Il segretario generale di Hezbollah, Hassan Nasrallah, non ha perso tempo a rispondere minacciando feroci rappresaglie, mentre il presidente libanese, il cristiano maronita Michel Aoun, alleato del Partito di Dio, ha parlato apertamente di «atto di guerra» di Israele contro il Libano.
Infine nel fatale weekend del 24-25, l’ultima ad essere colpita è stata la Striscia di Gaza, regno di Hamas, da cui erano partiti diversi missili piovuti sulla cittadina israeliana di Sderot. Ancora la mattina del 28 diverse esplosioni a Gaza City facevano temere un nuovo attacco dell’aviazione israeliana, prima che venisse avanzata l’ipotesi che kamikaze dell’Isis si fossero fatti saltare in aria in due checkpoint.

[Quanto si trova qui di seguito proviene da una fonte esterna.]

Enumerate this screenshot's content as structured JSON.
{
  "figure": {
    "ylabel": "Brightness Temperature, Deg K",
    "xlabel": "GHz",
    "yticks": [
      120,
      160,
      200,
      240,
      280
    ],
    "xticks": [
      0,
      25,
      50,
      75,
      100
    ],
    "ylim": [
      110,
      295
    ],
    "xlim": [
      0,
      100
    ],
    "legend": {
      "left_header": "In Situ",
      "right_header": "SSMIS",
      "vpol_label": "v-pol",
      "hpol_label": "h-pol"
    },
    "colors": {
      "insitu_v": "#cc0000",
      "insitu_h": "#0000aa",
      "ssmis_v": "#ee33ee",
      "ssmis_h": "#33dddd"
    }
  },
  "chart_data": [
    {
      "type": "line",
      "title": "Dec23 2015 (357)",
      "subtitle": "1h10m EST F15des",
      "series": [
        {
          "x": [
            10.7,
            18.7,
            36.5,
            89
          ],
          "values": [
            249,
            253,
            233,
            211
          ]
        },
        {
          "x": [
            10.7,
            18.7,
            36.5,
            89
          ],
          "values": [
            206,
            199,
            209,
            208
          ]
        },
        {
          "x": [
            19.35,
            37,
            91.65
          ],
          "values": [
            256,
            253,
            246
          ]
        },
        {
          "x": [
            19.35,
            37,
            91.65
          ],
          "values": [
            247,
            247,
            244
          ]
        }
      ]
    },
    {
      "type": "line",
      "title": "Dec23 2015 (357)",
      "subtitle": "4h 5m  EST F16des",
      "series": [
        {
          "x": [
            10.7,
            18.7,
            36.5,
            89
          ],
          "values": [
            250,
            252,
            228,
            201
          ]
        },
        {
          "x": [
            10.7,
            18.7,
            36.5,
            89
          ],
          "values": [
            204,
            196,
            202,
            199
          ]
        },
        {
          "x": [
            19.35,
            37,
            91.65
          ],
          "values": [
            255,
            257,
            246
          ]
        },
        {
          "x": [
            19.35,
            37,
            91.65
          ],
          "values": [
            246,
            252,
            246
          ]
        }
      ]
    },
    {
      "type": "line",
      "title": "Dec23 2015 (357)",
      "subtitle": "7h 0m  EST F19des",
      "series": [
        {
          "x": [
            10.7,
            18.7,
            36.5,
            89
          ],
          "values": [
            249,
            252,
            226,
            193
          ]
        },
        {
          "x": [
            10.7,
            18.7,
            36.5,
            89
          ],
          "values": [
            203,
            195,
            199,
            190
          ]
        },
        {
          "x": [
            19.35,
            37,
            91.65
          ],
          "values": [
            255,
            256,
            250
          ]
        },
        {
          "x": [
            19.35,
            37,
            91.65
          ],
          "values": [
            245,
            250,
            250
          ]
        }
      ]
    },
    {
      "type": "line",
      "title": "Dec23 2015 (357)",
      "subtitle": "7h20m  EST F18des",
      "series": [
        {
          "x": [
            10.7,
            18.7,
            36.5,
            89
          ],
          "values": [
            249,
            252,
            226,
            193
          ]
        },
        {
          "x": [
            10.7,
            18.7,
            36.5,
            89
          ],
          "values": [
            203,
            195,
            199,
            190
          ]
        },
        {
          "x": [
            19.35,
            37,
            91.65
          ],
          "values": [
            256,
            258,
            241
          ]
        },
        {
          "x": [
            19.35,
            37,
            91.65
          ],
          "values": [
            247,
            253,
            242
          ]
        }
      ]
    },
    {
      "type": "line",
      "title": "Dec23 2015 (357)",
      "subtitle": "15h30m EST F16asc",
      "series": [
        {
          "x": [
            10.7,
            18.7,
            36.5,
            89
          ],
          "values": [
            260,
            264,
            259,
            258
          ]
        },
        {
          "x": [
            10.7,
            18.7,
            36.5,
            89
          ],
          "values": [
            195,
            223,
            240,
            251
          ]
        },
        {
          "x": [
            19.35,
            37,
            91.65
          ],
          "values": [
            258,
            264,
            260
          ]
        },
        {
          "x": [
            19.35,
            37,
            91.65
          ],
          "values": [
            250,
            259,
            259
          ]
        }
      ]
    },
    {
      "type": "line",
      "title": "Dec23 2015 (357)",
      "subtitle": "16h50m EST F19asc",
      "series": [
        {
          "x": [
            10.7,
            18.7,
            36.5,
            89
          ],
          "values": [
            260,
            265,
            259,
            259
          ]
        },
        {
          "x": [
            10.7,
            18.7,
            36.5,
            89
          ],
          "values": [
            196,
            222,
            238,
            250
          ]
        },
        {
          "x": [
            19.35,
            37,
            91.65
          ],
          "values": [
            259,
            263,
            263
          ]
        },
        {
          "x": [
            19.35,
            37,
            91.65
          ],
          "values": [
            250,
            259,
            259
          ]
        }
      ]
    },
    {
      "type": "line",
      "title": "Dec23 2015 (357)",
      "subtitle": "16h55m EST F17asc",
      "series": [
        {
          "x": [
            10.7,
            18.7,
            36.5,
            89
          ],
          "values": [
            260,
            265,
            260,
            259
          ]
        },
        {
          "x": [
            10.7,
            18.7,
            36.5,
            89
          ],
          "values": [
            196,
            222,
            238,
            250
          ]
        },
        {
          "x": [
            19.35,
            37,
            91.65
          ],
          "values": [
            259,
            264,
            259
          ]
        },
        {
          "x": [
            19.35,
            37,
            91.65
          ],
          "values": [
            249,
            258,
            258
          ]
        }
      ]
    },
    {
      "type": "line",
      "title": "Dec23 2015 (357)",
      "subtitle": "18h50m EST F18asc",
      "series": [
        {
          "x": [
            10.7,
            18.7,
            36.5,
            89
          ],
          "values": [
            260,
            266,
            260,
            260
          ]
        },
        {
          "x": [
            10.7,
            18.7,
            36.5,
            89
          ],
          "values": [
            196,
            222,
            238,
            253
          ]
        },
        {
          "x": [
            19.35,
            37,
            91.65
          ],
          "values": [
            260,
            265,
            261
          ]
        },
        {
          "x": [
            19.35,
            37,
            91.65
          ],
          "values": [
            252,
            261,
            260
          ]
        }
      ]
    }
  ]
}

Torniamo allora a chiederci: tanto rullar di tamburi di guerra solo a fini elettorali? La cosa non è da escludere in toto, ma nel caos che regna in tutto il Medio Oriente dallo scoppio delle Primavere arabe del 2011 l’Israele deve tenere sotto controllo la situazione perché il pericolo per la sua sopravvivenza può arrivare da qualsiasi paese. Si può discutere in che modo possa garantirsi questo controllo, ma non il diritto di salvaguardare la propria sicurezza. Nella congiuntura attuale la crescente militarizzazione dello scontro tra Israele e l’Iran sembra piuttosto un avvertimento lanciato dal premier israeliano non solo a Teheran ma anche a Macron (leggi Europa) che ha fatto apparire a sorpresa il ministro degli Esteri iraniano Javad Zarif al vertice del G7 di Biarritz, terminato il 26 agosto , e a Donald Trump che proprio a Biarritz non ha escluso la possibilità di incontrare il presidente iraniano Rouhani.
Dal canto suo Rouhani ha subito messo le mani avanti precisando che non ci potrà essere nessun incontro se gli Usa non ritireranno le sanzioni che hanno messo in ginocchio l’economia del suo Paese. Che il rendez-vous fatale avvenga o meno, per Netanyahu l’importante è aver lanciato il messaggio in maniera chiara: che gli Usa, i migliori alleati dello Stato ebraico, facciano quello che vogliono, ma – se si tratta dell’Iran – Israele è pronto a provvedere da sé alla tutela della propria sicurezza. Con tutti i rischi che questo che comporta.